In Fragen der bildenden Kunst habe sich der Russe ausdrücklich zum sozialistischen Realismus bekannt, weil dieser von jeher das Ausdrucksmittel der Arbeiterklasse sei. Kunst bedeute ja seit ihrer Entstehung die Unterscheidung zwischen »wahr« und »falsch«.
Im letzten Absatz kommt Lili auch noch auf die Kleidungsstücke des Leo Zwirn zu sprechen, genauer: auf jene, die er sofort und solche, die er überhaupt nicht abstreift. Hier sind ihr die graugestreiften Socken der zu observierenden Person aufgefallen, doch nach kurzem Nachdenken schüttelt sie heftig den Kopf, sodass ihr langer, seidenschwarzer Zopf leicht ins Pendeln kommt. Sie greift zur Schere, schneidet die Passage aus dem Bericht und verbrennt den Papierstreifen sorgfältig mit der Glut ihrer Zigarette im Aschenbecher. Zwar dürfen auch winzige Details wie etwa graugestreifte Socken, das hat Lili in der Schulung gelernt, nicht unterschlagen werden. Dennoch: Als Berichterstatterin darf man sich als aufmerksam und verantwortlich, aber keineswegs als übereifrig zu erkennen geben.
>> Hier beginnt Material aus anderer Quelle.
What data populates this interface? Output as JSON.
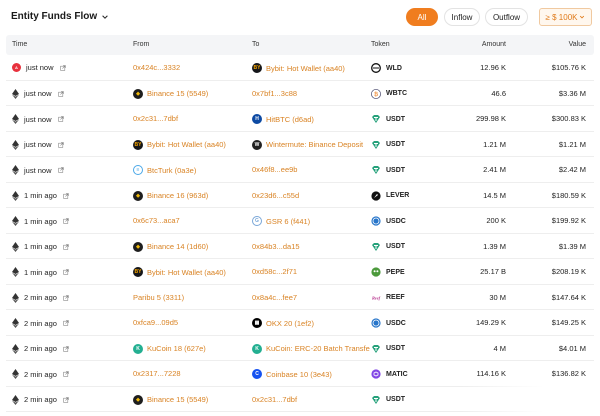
{
  "header": {
    "title": "Entity Funds Flow",
    "tabs": [
      {
        "label": "All",
        "active": true
      },
      {
        "label": "Inflow",
        "active": false
      },
      {
        "label": "Outflow",
        "active": false
      }
    ],
    "filter_label": "≥ $ 100K"
  },
  "columns": {
    "time": "Time",
    "from": "From",
    "to": "To",
    "token": "Token",
    "amount": "Amount",
    "value": "Value"
  },
  "colors": {
    "accent": "#f07d1f",
    "link": "#d98324"
  },
  "rows": [
    {
      "chain": "red-logo",
      "time": "just now",
      "from": "0x424c...3332",
      "from_icon": "",
      "to": "Bybit: Hot Wallet (aa40)",
      "to_icon": "bybit-icon",
      "token": "WLD",
      "token_icon": "wld-icon",
      "amount": "12.96 K",
      "value": "$105.76 K"
    },
    {
      "chain": "eth",
      "time": "just now",
      "from": "Binance 15 (5549)",
      "from_icon": "binance-icon",
      "to": "0x7bf1...3c88",
      "to_icon": "",
      "token": "WBTC",
      "token_icon": "wbtc-icon",
      "amount": "46.6",
      "value": "$3.36 M"
    },
    {
      "chain": "eth",
      "time": "just now",
      "from": "0x2c31...7dbf",
      "from_icon": "",
      "to": "HitBTC (d6ad)",
      "to_icon": "hitbtc-icon",
      "token": "USDT",
      "token_icon": "usdt-icon",
      "amount": "299.98 K",
      "value": "$300.83 K"
    },
    {
      "chain": "eth",
      "time": "just now",
      "from": "Bybit: Hot Wallet (aa40)",
      "from_icon": "bybit-icon",
      "to": "Wintermute: Binance Deposit",
      "to_icon": "wintermute-icon",
      "token": "USDT",
      "token_icon": "usdt-icon",
      "amount": "1.21 M",
      "value": "$1.21 M"
    },
    {
      "chain": "eth",
      "time": "just now",
      "from": "BtcTurk (0a3e)",
      "from_icon": "btcturk-icon",
      "to": "0x46f8...ee9b",
      "to_icon": "",
      "token": "USDT",
      "token_icon": "usdt-icon",
      "amount": "2.41 M",
      "value": "$2.42 M"
    },
    {
      "chain": "eth",
      "time": "1 min ago",
      "from": "Binance 16 (963d)",
      "from_icon": "binance-icon",
      "to": "0x23d6...c55d",
      "to_icon": "",
      "token": "LEVER",
      "token_icon": "lever-icon",
      "amount": "14.5 M",
      "value": "$180.59 K"
    },
    {
      "chain": "eth",
      "time": "1 min ago",
      "from": "0x6c73...aca7",
      "from_icon": "",
      "to": "GSR 6 (f441)",
      "to_icon": "gsr-icon",
      "token": "USDC",
      "token_icon": "usdc-icon",
      "amount": "200 K",
      "value": "$199.92 K"
    },
    {
      "chain": "eth",
      "time": "1 min ago",
      "from": "Binance 14 (1d60)",
      "from_icon": "binance-icon",
      "to": "0x84b3...da15",
      "to_icon": "",
      "token": "USDT",
      "token_icon": "usdt-icon",
      "amount": "1.39 M",
      "value": "$1.39 M"
    },
    {
      "chain": "eth",
      "time": "1 min ago",
      "from": "Bybit: Hot Wallet (aa40)",
      "from_icon": "bybit-icon",
      "to": "0xd58c...2f71",
      "to_icon": "",
      "token": "PEPE",
      "token_icon": "pepe-icon",
      "amount": "25.17 B",
      "value": "$208.19 K"
    },
    {
      "chain": "eth",
      "time": "2 min ago",
      "from": "Paribu 5 (3311)",
      "from_icon": "",
      "to": "0x8a4c...fee7",
      "to_icon": "",
      "token": "REEF",
      "token_icon": "reef-icon",
      "amount": "30 M",
      "value": "$147.64 K"
    },
    {
      "chain": "eth",
      "time": "2 min ago",
      "from": "0xfca9...09d5",
      "from_icon": "",
      "to": "OKX 20 (1ef2)",
      "to_icon": "okx-icon",
      "token": "USDC",
      "token_icon": "usdc-icon",
      "amount": "149.29 K",
      "value": "$149.25 K"
    },
    {
      "chain": "eth",
      "time": "2 min ago",
      "from": "KuCoin 18 (627e)",
      "from_icon": "kucoin-icon",
      "to": "KuCoin: ERC-20 Batch Transfe",
      "to_icon": "kucoin-icon",
      "token": "USDT",
      "token_icon": "usdt-icon",
      "amount": "4 M",
      "value": "$4.01 M"
    },
    {
      "chain": "eth",
      "time": "2 min ago",
      "from": "0x2317...7228",
      "from_icon": "",
      "to": "Coinbase 10 (3e43)",
      "to_icon": "coinbase-icon",
      "token": "MATIC",
      "token_icon": "matic-icon",
      "amount": "114.16 K",
      "value": "$136.82 K"
    },
    {
      "chain": "eth",
      "time": "2 min ago",
      "from": "Binance 15 (5549)",
      "from_icon": "binance-icon",
      "to": "0x2c31...7dbf",
      "to_icon": "",
      "token": "USDT",
      "token_icon": "usdt-icon",
      "amount": "",
      "value": ""
    }
  ]
}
Das gilt auch für das Private.
Kommissar Wu, der Stählerne Wu, hat den Bericht von Lili dreimal sorgfältig gelesen und verpasst dem Dokument den obligaten Stempelabdruck, bevor er es dem Gesamtdossier über Zwirn hinzufügt. In einer Pappschachtel liegen bereits das Protokoll der Untersuchung von Zwirns Gepäck und seit gestern die schriftliche Analyse zu den toxikologischen Befunden über die Medikamente aus dem kleinen Lederkoffer.